Gillian hizmetçi Sera’ya karşılıksız bir şekilde tapıyordu. Kızarmış bir yüzle itiraf etmekte tereddüt ederken tüm kalbiyle sorguladı.
‘Bu işe yaramadı mı?’
Gillian kızardı.
“Hayır, bu değil….”
“Peki nasıl gitti? İyi, değil mi?”
“Evet senin sayende.”
Dedi Gillian utanmış bir yüz ve kırmızı kulaklarla.
‘Tam bir çocuk.’
Gillian kızarmış bir yüzle baktı.
“Prim gerçekten muhteşem. İnsanların akıllarındakiler nasıl bilebiliyorsun?”
“Yaaaaani, biraz deneyimliyim.”
“O zaman neden Prim…”
“Dur bu…”
Prim keskin bir şekilde sözünü kesti.
“Prim ilişkilerde bu kadar deneyimliyse o zaman neden ilişkisi yok?” gibisinden bir soru soracaktı.
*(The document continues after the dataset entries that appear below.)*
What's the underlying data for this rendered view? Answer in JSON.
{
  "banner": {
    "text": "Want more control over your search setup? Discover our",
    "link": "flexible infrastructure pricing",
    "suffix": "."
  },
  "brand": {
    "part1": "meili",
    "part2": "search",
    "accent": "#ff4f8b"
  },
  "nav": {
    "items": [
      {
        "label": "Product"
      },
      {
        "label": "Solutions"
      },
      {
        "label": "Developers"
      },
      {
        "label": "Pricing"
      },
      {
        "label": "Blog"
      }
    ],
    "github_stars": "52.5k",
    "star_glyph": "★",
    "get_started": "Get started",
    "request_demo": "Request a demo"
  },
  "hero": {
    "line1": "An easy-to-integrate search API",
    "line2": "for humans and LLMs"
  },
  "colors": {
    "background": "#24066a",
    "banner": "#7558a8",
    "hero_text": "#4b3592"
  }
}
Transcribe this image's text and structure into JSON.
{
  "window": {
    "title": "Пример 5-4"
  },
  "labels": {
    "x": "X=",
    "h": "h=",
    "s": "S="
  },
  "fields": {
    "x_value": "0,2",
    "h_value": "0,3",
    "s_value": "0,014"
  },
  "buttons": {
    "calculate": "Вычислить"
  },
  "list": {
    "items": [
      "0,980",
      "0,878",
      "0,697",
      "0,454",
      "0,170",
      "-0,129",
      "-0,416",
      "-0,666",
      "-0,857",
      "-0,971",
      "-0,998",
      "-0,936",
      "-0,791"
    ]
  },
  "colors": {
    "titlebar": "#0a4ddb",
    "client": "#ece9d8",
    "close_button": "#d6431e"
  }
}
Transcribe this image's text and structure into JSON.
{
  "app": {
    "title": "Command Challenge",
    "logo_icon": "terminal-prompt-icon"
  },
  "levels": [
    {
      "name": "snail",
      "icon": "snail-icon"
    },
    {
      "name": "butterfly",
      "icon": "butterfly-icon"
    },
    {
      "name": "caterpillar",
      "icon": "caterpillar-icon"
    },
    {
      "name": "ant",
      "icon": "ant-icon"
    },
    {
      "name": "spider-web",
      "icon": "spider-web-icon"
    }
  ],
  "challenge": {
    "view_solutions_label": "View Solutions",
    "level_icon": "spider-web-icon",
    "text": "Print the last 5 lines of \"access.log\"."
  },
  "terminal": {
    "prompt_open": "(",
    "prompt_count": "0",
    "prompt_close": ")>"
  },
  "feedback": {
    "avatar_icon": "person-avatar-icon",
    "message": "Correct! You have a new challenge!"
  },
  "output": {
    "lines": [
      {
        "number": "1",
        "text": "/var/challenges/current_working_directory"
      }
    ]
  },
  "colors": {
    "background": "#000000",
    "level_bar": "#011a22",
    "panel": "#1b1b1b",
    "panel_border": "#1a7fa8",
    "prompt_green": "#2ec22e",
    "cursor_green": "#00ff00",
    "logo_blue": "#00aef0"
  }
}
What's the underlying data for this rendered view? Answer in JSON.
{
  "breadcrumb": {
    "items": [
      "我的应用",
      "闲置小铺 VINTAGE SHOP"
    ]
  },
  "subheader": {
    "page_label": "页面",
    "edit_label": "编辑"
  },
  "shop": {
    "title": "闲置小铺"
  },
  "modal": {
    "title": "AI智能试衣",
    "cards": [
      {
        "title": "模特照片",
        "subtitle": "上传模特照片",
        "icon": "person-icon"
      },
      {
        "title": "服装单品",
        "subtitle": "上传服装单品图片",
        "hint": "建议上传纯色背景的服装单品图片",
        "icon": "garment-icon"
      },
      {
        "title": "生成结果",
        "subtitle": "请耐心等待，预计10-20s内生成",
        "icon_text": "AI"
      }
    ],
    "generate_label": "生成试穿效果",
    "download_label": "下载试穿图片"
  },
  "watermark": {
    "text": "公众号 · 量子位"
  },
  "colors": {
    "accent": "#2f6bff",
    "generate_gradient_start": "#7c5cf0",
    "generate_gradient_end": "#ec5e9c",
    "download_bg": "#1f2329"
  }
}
Bu soru çoktan Prim’in kafasına kazınmıştı. Bu soruyu bir kez daha duysa bin edecekti.
“Kusura bakma çok unutkanım. Sana Sera ile ilişkimiz ile ilgili bir şey söylemek için burada değilim.”
Dedi Gillian kendine gelirken.
“Bana verdiğin görevi tamamladıktan sonra buraya geldim.”
Prim’in yüzü parlamadan bir an şaşkın gözüktü.
Birkaç gün önce Gillian’ın sorununu dinlerken Prim bir parça bilgi istedi.
Sarayda en tanınan tüccardı. Bu bilgiui bulacak daha uygun biri yoktu.
“Cidden mi? Leydilerin buluşması hakkına bir şey mi buldun?”
Diye sordu Prim.
“Evet birkaç atlı bilgi toplamaya çalışıyordu ve ben birkaç kişi ile buluştum.”
“Vay, tam senden beklediği gibi. En iyi atlı.”
Prim onu abartılı bir şekilde övdü. Gillian omuz silkti.
Ardından biraz durdu ve hafif bir utançla anlattı.
“Bununla ne yapacağım? Hadi gidelim. Zaten biliyoruz ama zaman kaybediyoruz. Buluşmaya koşsanız bile yetişemeyebilirsiniz.”
“Cidden mi?”
Gillian’ın sözleri ile Prim acı çekti. Yemek zamanı olmuştu.
“Ah, bekle.”
Prim arabaya binmeden önce oradan geçen bir hizmetçiyi yakaladı.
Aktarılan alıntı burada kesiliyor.